Note that all these excuses place the source of the problem with(in) the child or with their parent/s.

”We need to be outraged at this failure to teach and insouciant parent blame. It’s not your fault. It’s not within him. It’s inadequate teaching.” 
(Lisa Jeffery. Twitter/X)

Galen Alessi, a Professor of Psychology, conducted a fascinating study on school psychologists (Alessi. 1988). He asked 50 school psychologists to list the causes of the learning difficulties of about 5,000 students. The results of these 5,000 reports prepared by the school psychologists, ”indicated clearly no need to improve curricula, teaching practices, nor school administrative practices and management. The only needs somehow involve improving the stock of children enrolled in the system, and some of their parents…After examining several “mainstream” school psychology texts, Alessi found that when assessing children’s reading problems, school factors were mentioned as a factor between 7% and 0% (zero) of the time. “Child factors” were held responsible for reading problems between 90% to 100% of the time.” 
(The Blame Game! Are School Problems the Kids’ Fault? Pamela Darr Wright. Wrightslaw.com)

”Wade and Moore asked teachers the question, “Who is to blame for students’ failure to learn?” That 65% of teachers blamed child characteristics, and 32% of teachers blamed the home situation would probably be a surprise to those parents who view schools as the major influence on learning.
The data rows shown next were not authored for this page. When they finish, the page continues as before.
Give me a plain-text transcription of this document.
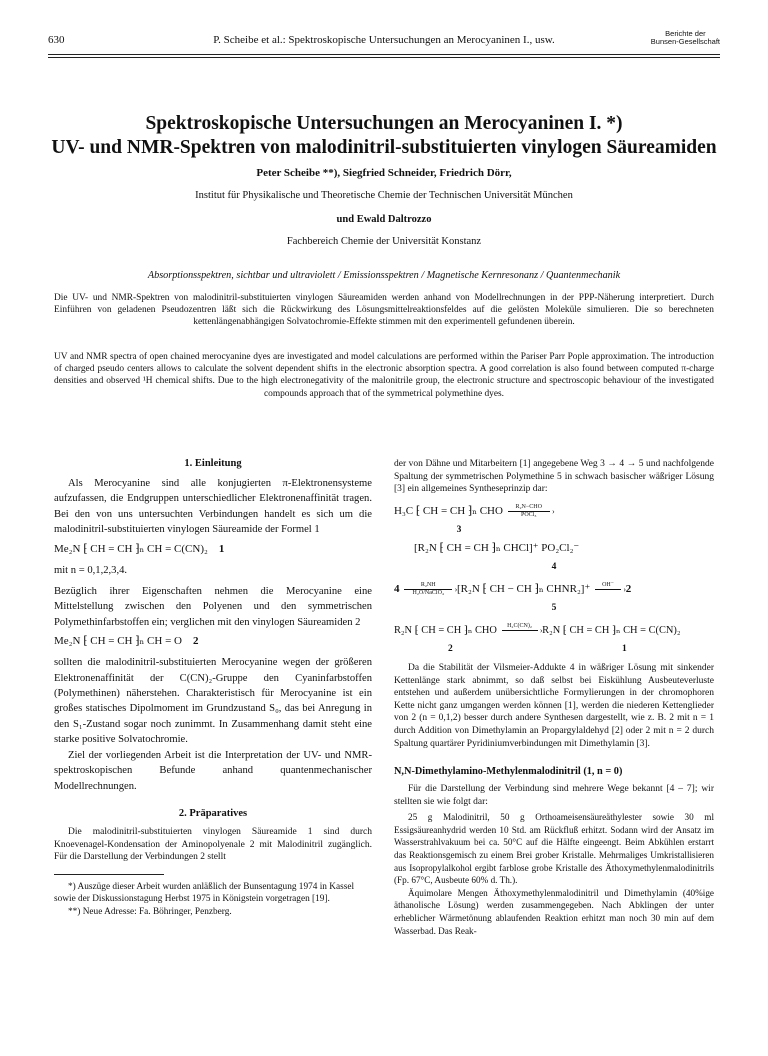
630	P. Scheibe et al.: Spektroskopische Untersuchungen an Merocyaninen I., usw.
Berichte der
Bunsen-Gesellschaft
Spektroskopische Untersuchungen an Merocyaninen I. *)
UV- und NMR-Spektren von malodinitril-substituierten vinylogen Säureamiden
Peter Scheibe **), Siegfried Schneider, Friedrich Dörr,
Institut für Physikalische und Theoretische Chemie der Technischen Universität München
und Ewald Daltrozzo
Fachbereich Chemie der Universität Konstanz
Absorptionsspektren, sichtbar und ultraviolett / Emissionsspektren / Magnetische Kernresonanz / Quantenmechanik
Die UV- und NMR-Spektren von malodinitril-substituierten vinylogen Säureamiden werden anhand von Modellrechnungen in der PPP-Näherung interpretiert. Durch Einführen von geladenen Pseudozentren läßt sich die Rückwirkung des Lösungsmittelreaktionsfeldes auf die gelösten Moleküle simulieren. Die so berechneten kettenlängenabhängigen Solvatochromie-Effekte stimmen mit den experimentell gefundenen überein.
UV and NMR spectra of open chained merocyanine dyes are investigated and model calculations are performed within the Pariser Parr Pople approximation. The introduction of charged pseudo centers allows to calculate the solvent dependent shifts in the electronic absorption spectra. A good correlation is also found between computed π-charge densities and observed ¹H chemical shifts. Due to the high electronegativity of the malonitrile group, the electronic structure and spectroscopic behaviour of the investigated compounds approach that of the symmetrical polymethine dyes.
1. Einleitung

Als Merocyanine sind alle konjugierten π-Elektronensysteme aufzufassen, die Endgruppen unterschiedlicher Elektronenaffinität tragen. Bei den von uns untersuchten Verbindungen handelt es sich um die malodinitril-substituierten vinylogen Säureamide der Formel 1

Me₂N ⁅ CH = CH ⁆ₙ CH = C(CN)₂ 1

mit n = 0,1,2,3,4.

Bezüglich ihrer Eigenschaften nehmen die Merocyanine eine Mittelstellung zwischen den Polyenen und den symmetrischen Polymethinfarbstoffen ein; verglichen mit den vinylogen Säureamiden 2

Me₂N ⁅ CH = CH ⁆ₙ CH = O 2

sollten die malodinitril-substituierten Merocyanine wegen der größeren Elektronenaffinität der C(CN)₂-Gruppe den Cyaninfarbstoffen (Polymethinen) näherstehen. Charakteristisch für Merocyanine ist ein großes statisches Dipolmoment im Grundzustand S₀, das bei Anregung in den S₁-Zustand sogar noch zunimmt. In Zusammenhang damit steht eine starke positive Solvatochromie.

Ziel der vorliegenden Arbeit ist die Interpretation der UV- und NMR-spektroskopischen Befunde anhand quantenmechanischer Modellrechnungen.

2. Präparatives

Die malodinitril-substituierten vinylogen Säureamide 1 sind durch Knoevenagel-Kondensation der Aminopolyenale 2 mit Malodinitril zugänglich. Für die Darstellung der Verbindungen 2 stellt

*) Auszüge dieser Arbeit wurden anläßlich der Bunsentagung 1974 in Kassel sowie der Diskussionstagung Herbst 1975 in Königstein vorgetragen [19].

**) Neue Adresse: Fa. Böhringer, Penzberg.

der von Dähne und Mitarbeitern [1] angegebene Weg 3 → 4 → 5 und nachfolgende Spaltung der symmetrischen Polymethine 5 in schwach basischer wäßriger Lösung [3] ein allgemeines Syntheseprinzip dar:

H₃C ⁅ CH = CH ⁆ₙ CHO	R₂N−CHO
POCl₃	›
3
[R₂N ⁅ CH = CH ⁆ₙ CHCl]⁺ PO₂Cl₂⁻
4
4	R₂NH
H₂O/NaClO₄	› [R₂N ⁅ CH − CH ⁆ₙ CHNR₂]⁺	OH⁻
	› 2
5
R₂N ⁅ CH = CH ⁆ₙ CHO	H₂C(CN)₂
› R₂N ⁅ CH = CH ⁆ₙ CH = C(CN)₂
2	1

Da die Stabilität der Vilsmeier-Addukte 4 in wäßriger Lösung mit sinkender Kettenlänge stark abnimmt, so daß selbst bei Eiskühlung Ausbeuteverluste entstehen und außerdem unübersichtliche Formylierungen in der chromophoren Kette nicht ganz umgangen werden können [1], werden die niederen Kettenglieder von 2 (n = 0,1,2) besser durch andere Synthesen dargestellt, wie z. B. 2 mit n = 1 durch Addition von Dimethylamin an Propargylaldehyd [2] oder 2 mit n = 2 durch Spaltung quartärer Pyridiniumverbindungen mit Dimethylamin [3].

N,N-Dimethylamino-Methylenmalodinitril (1, n = 0)

Für die Darstellung der Verbindung sind mehrere Wege bekannt [4 – 7]; wir stellten sie wie folgt dar:

25 g Malodinitril, 50 g Orthoameisensäureäthylester sowie 30 ml Essigsäureanhydrid werden 10 Std. am Rückfluß erhitzt. Sodann wird der Ansatz im Wasserstrahlvakuum bei ca. 50°C auf die Hälfte eingeengt. Beim Abkühlen erstarrt das Reaktionsgemisch zu einem Brei grober Kristalle. Mehrmaliges Umkristallisieren aus Isopropylalkohol ergibt farblose grobe Kristalle des Äthoxymethylenmalodinitrils (Fp. 67°C, Ausbeute 60% d. Th.).

Äquimolare Mengen Äthoxymethylenmalodinitril und Dimethylamin (40%ige äthanolische Lösung) werden zusammengegeben. Nach Abklingen der unter erheblicher Wärmetönung ablaufenden Reaktion erhitzt man noch 30 min auf dem Wasserbad. Das Reak-
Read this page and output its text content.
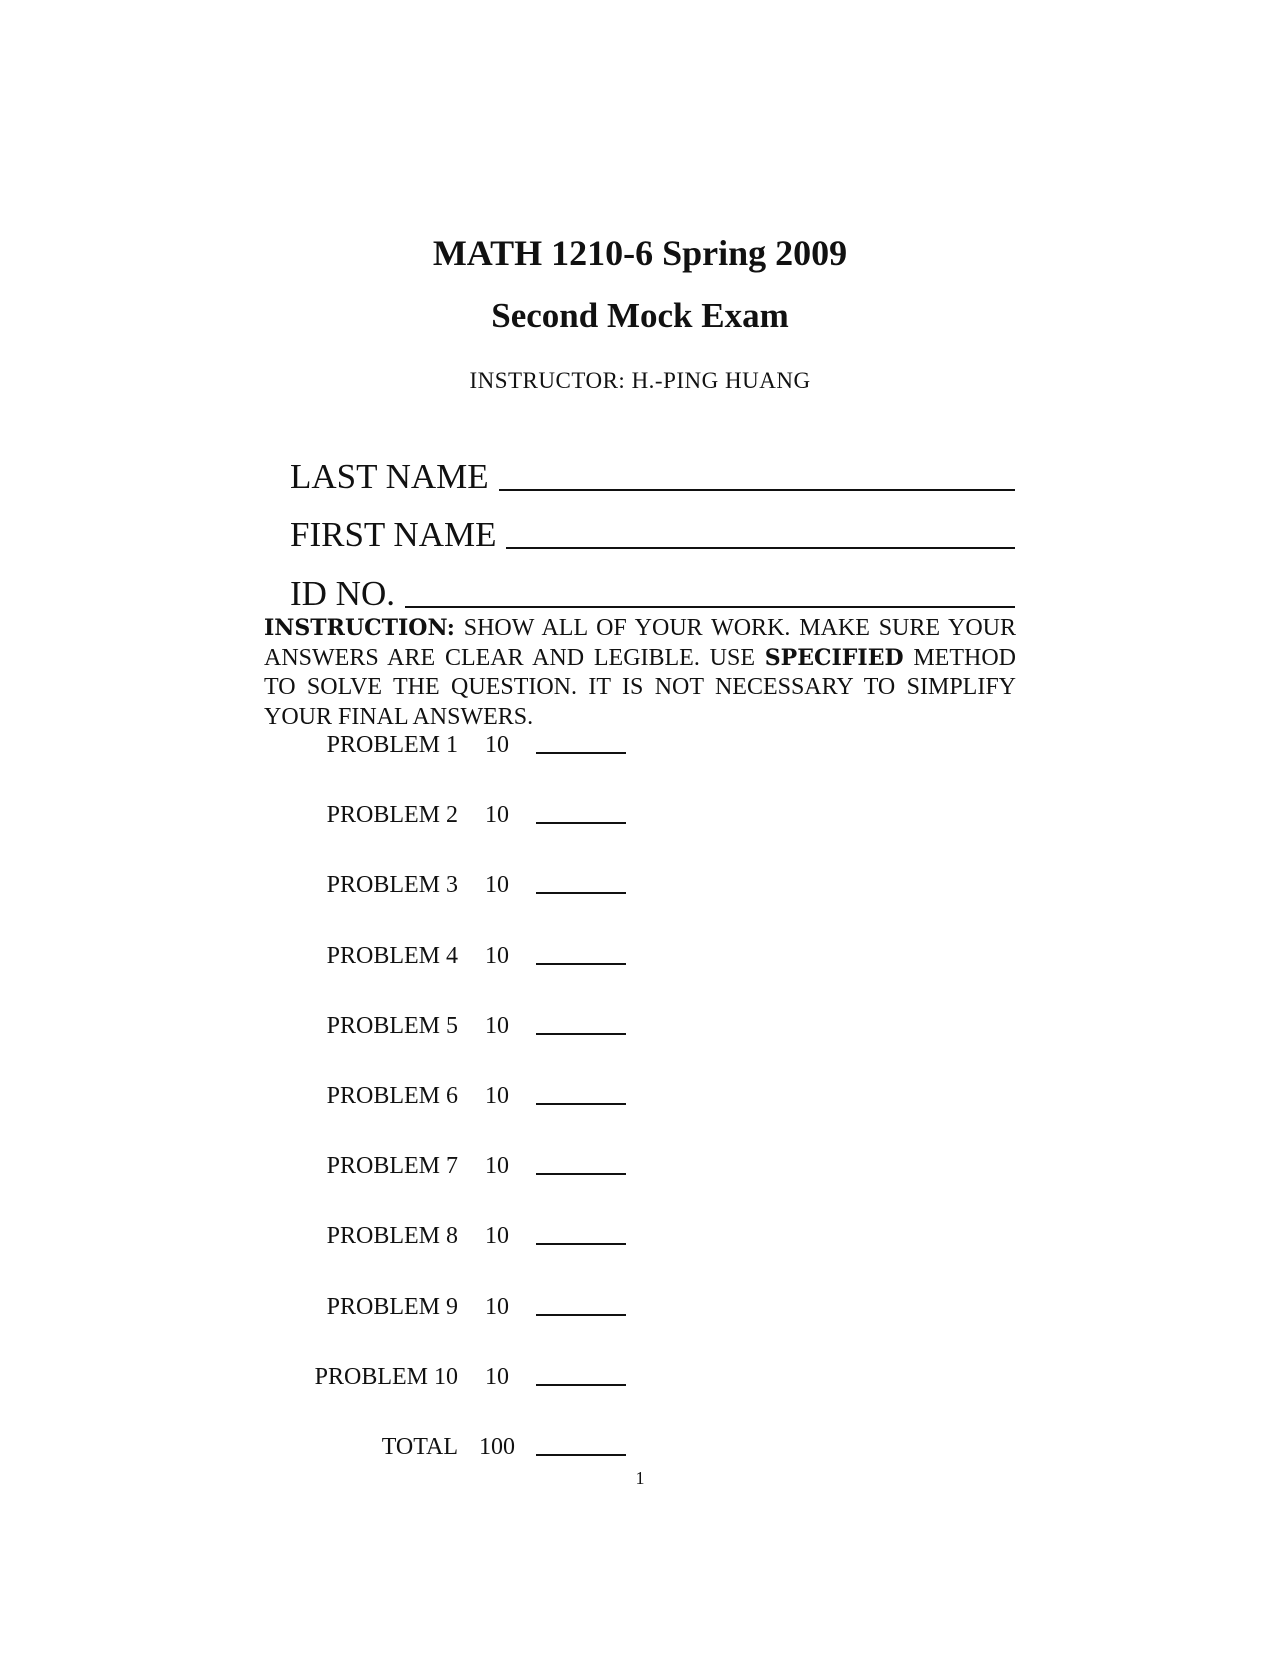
MATH 1210-6 Spring 2009
Second Mock Exam
INSTRUCTOR: H.-PING HUANG
LAST NAME
FIRST NAME
ID NO.
INSTRUCTION: SHOW ALL OF YOUR WORK. MAKE SURE YOUR ANSWERS ARE CLEAR AND LEGIBLE. USE SPECIFIED METHOD TO SOLVE THE QUESTION. IT IS NOT NECESSARY TO SIMPLIFY YOUR FINAL ANSWERS.
PROBLEM 1	10
PROBLEM 2	10
PROBLEM 3	10
PROBLEM 4	10
PROBLEM 5	10
PROBLEM 6	10
PROBLEM 7	10
PROBLEM 8	10
PROBLEM 9	10
PROBLEM 10	10
TOTAL 100
1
Only 3% of teachers blamed teachers or the school system for learning problems.” 
(Hempenstall. K. Blog: Failure to learn: causes and consequences. NIFDI.org)

Calling time on parent-blame and children’s reading success. Pamela Snow. 2023.
http://pamelasnow.blogspot.com/2023/04/calling-time-on-parent-blame-and.html

Whose Responsibility? Dianne Murphy. 2022.
https://thinkingreadingwritings.wpcomstaging.com/2022/02/01/whose-responsibility/
”Sometimes it does seem as if schools will blame anything but the teaching.”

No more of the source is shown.